10. Selon le paragraphe 2 de l'article 4 du traité sur l'Union européenne, il appartient à l'Union, y compris à la Cour de justice de l'Union
européenne, de respecter l'identité nationale des Etats membres, " inhérente à leurs structures fondamentales politiques et
constitutionnelles ", ainsi que " les fonctions essentielles de l'Etat, notamment celles qui ont pour objet d'assurer son intégrité
territoriale, de maintenir l'ordre public et de sauvegarder la sécurité nationale ", cette dernière restant " de la seule responsabilité des
Etats membres ". Aux termes du paragraphe 1 de l'article 52 de la Charte des droits fondamentaux de l'Union européenne : " Toute
limitation de l'exercice des droits et libertés reconnus par la présente Charte doit être prévue par la loi et respecter le contenu essentiel
desdits droits et libertés. Dans le respect du principe de proportionnalité, des limitations ne peuvent être apportées que si elles sont
nécessaires et répondent effectivement à des objectifs d'intérêt général reconnus par l'Union ou au besoin de protection des droits et
libertés d'autrui ". Il ressort de la jurisprudence de la Cour de justice de l'Union européenne, d'une part, que les objectifs de protection
de la sécurité nationale et de lutte contre la criminalité grave, qui contribuent à la protection des droits et des libertés d'autrui, sont au
nombre des objectifs d'intérêt général reconnus par l'Union, comme tels susceptibles de justifier des limitations aux droits garantis par
la Charte en vertu de son article 52, et, d'autre part, que si l'article 6 de la Charte, qui garantit le droit à la sûreté, ne saurait être
interprété comme imposant aux pouvoirs publics une obligation d'adopter des mesures spécifiques en vue de réprimer des infractions
pénales, il découle de ses articles 3, 4 et 7, qui garantissent le droit au respect de l'intégrité de la personne, l'interdiction de la torture et
des peines et traitements inhumains ou dégradants et le respect de la vie privée et familiale, des obligations positives à la charge de
l'Etat, incluant la mise en place de règles permettant une lutte effective contre certaines infractions pénales. Toutefois, les exigences
constitutionnelles mentionnées au point 9, qui s'appliquent à des domaines relevant exclusivement ou essentiellement de la
compétence des Etats membres en vertu des traités constitutifs de l'Union, ne sauraient être regardées comme bénéficiant, en droit de
l'Union, d'une protection équivalente à celle que garantit la Constitution.

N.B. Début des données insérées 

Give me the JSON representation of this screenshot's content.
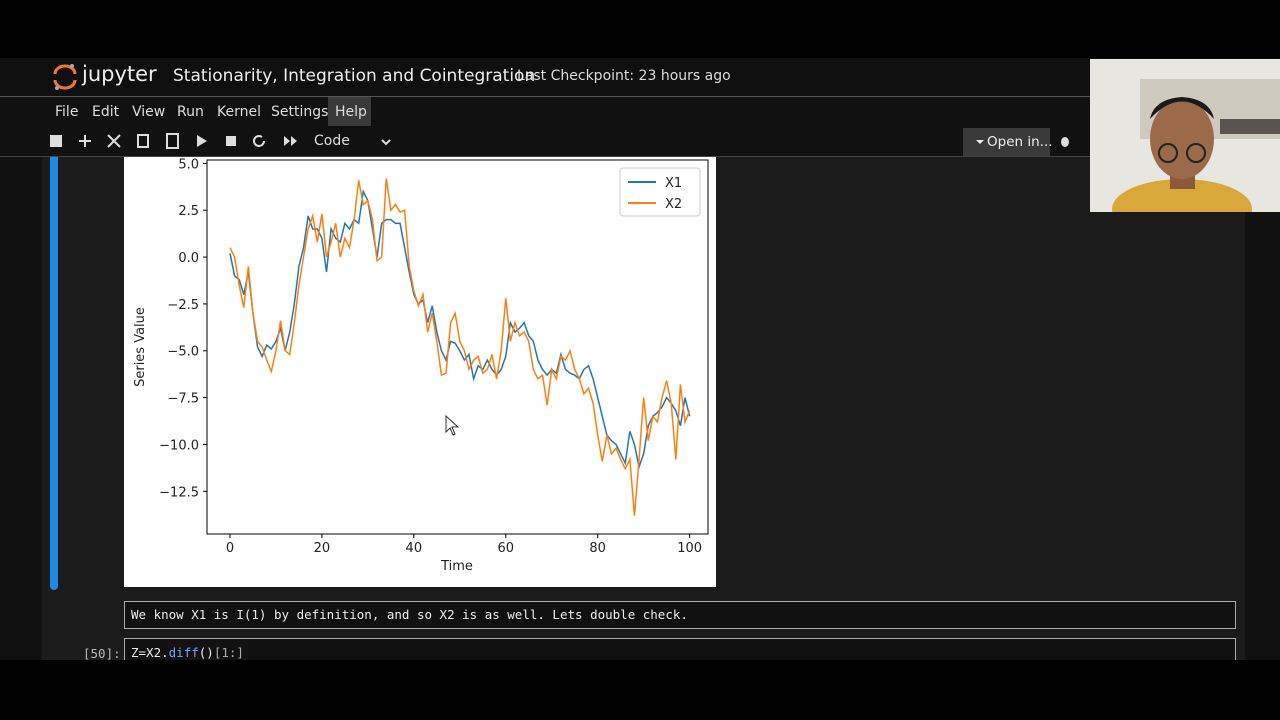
{
  "header": {
    "logo": "jupyter",
    "title": "Stationarity, Integration and Cointegration",
    "checkpoint": "Last Checkpoint: 23 hours ago"
  },
  "menu": [
    "File",
    "Edit",
    "View",
    "Run",
    "Kernel",
    "Settings",
    "Help"
  ],
  "toolbar": {
    "cell_type": "Code",
    "open_in": "Open in..."
  },
  "cells": [
    {
      "text": "We know X1 is I(1) by definition, and so X2 is as well. Lets double check."
    },
    {
      "prompt": "[50]:",
      "code": [
        "Z=X2.",
        "diff",
        "()",
        "[1:]"
      ]
    }
  ],
  "chart_data": {
    "type": "line",
    "xlabel": "Time",
    "ylabel": "Series Value",
    "x": [
      0,
      1,
      2,
      3,
      4,
      5,
      6,
      7,
      8,
      9,
      10,
      11,
      12,
      13,
      14,
      15,
      16,
      17,
      18,
      19,
      20,
      21,
      22,
      23,
      24,
      25,
      26,
      27,
      28,
      29,
      30,
      31,
      32,
      33,
      34,
      35,
      36,
      37,
      38,
      39,
      40,
      41,
      42,
      43,
      44,
      45,
      46,
      47,
      48,
      49,
      50,
      51,
      52,
      53,
      54,
      55,
      56,
      57,
      58,
      59,
      60,
      61,
      62,
      63,
      64,
      65,
      66,
      67,
      68,
      69,
      70,
      71,
      72,
      73,
      74,
      75,
      76,
      77,
      78,
      79,
      80,
      81,
      82,
      83,
      84,
      85,
      86,
      87,
      88,
      89,
      90,
      91,
      92,
      93,
      94,
      95,
      96,
      97,
      98,
      99,
      100
    ],
    "series": [
      {
        "name": "X1",
        "color": "#1f77b4",
        "values": [
          0.2,
          -1.0,
          -1.2,
          -2.0,
          -0.8,
          -3.0,
          -4.8,
          -5.3,
          -4.7,
          -4.9,
          -4.5,
          -3.8,
          -5.0,
          -4.0,
          -2.5,
          -0.5,
          0.5,
          2.2,
          1.5,
          1.5,
          1.0,
          -0.8,
          1.5,
          1.0,
          0.8,
          1.8,
          1.5,
          2.0,
          1.8,
          3.5,
          3.0,
          1.5,
          0.0,
          1.8,
          2.0,
          2.0,
          1.8,
          1.8,
          0.5,
          -0.8,
          -2.0,
          -2.5,
          -2.3,
          -3.5,
          -2.6,
          -4.0,
          -5.0,
          -5.5,
          -4.5,
          -4.6,
          -5.0,
          -5.5,
          -5.2,
          -6.5,
          -5.8,
          -6.0,
          -5.5,
          -6.0,
          -6.3,
          -6.0,
          -5.3,
          -3.5,
          -4.0,
          -3.8,
          -3.5,
          -4.2,
          -4.5,
          -5.5,
          -6.0,
          -6.3,
          -6.0,
          -6.2,
          -5.2,
          -6.0,
          -6.2,
          -6.3,
          -6.5,
          -6.0,
          -5.8,
          -6.5,
          -7.5,
          -8.5,
          -9.5,
          -9.8,
          -10.0,
          -10.5,
          -11.0,
          -9.3,
          -10.0,
          -11.2,
          -10.5,
          -9.0,
          -8.5,
          -8.3,
          -8.0,
          -7.5,
          -7.8,
          -8.2,
          -9.0,
          -7.5,
          -8.5
        ]
      },
      {
        "name": "X2",
        "color": "#ff7f0e",
        "values": [
          0.5,
          0.0,
          -1.5,
          -2.7,
          -0.5,
          -3.0,
          -4.5,
          -4.8,
          -5.5,
          -6.1,
          -5.0,
          -3.4,
          -5.0,
          -5.2,
          -3.5,
          -1.5,
          0.0,
          1.5,
          2.2,
          0.8,
          2.3,
          0.0,
          0.8,
          1.8,
          0.0,
          1.0,
          0.5,
          2.0,
          4.1,
          2.8,
          3.0,
          2.0,
          -0.2,
          0.0,
          4.2,
          2.5,
          2.8,
          2.4,
          2.5,
          -0.5,
          -1.8,
          -2.6,
          -2.0,
          -4.0,
          -3.0,
          -4.5,
          -6.3,
          -6.2,
          -3.5,
          -3.0,
          -4.5,
          -5.0,
          -6.0,
          -5.5,
          -5.3,
          -6.2,
          -6.0,
          -5.2,
          -6.5,
          -5.0,
          -2.2,
          -4.5,
          -3.5,
          -4.2,
          -4.0,
          -4.5,
          -6.0,
          -6.5,
          -6.3,
          -7.9,
          -6.0,
          -6.5,
          -5.3,
          -5.5,
          -5.0,
          -6.0,
          -6.5,
          -7.3,
          -7.0,
          -7.8,
          -9.5,
          -10.9,
          -9.5,
          -10.5,
          -10.2,
          -10.8,
          -11.3,
          -10.8,
          -13.8,
          -10.8,
          -7.5,
          -9.8,
          -8.5,
          -8.8,
          -7.5,
          -6.6,
          -7.8,
          -10.8,
          -6.8,
          -8.8,
          -8.2
        ]
      }
    ],
    "xlim": [
      -5,
      104
    ],
    "ylim": [
      -14.78,
      5.18
    ],
    "xticks": [
      0,
      20,
      40,
      60,
      80,
      100
    ],
    "yticks": [
      {
        "value": 5,
        "label": "5.0"
      },
      {
        "value": 2.5,
        "label": "2.5"
      },
      {
        "value": 0,
        "label": "0.0"
      },
      {
        "value": -2.5,
        "label": "−2.5"
      },
      {
        "value": -5,
        "label": "−5.0"
      },
      {
        "value": -7.5,
        "label": "−7.5"
      },
      {
        "value": -10,
        "label": "−10.0"
      },
      {
        "value": -12.5,
        "label": "−12.5"
      }
    ],
    "legend": "upper right"
  }
}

En ce qui concerne l'office du juge dans le contentieux du refus d'abroger un acte réglementaire :
11. L'autorité compétente, saisie d'une demande tendant à l'abrogation d'un règlement illégal, est tenue d'y déférer, soit que, réserve
faite des vices de forme et de procédure dont il serait entaché, ce règlement ait été illégal dès la date de sa signature, soit que
l'illégalité résulte de circonstances de droit ou de fait postérieures à cette date.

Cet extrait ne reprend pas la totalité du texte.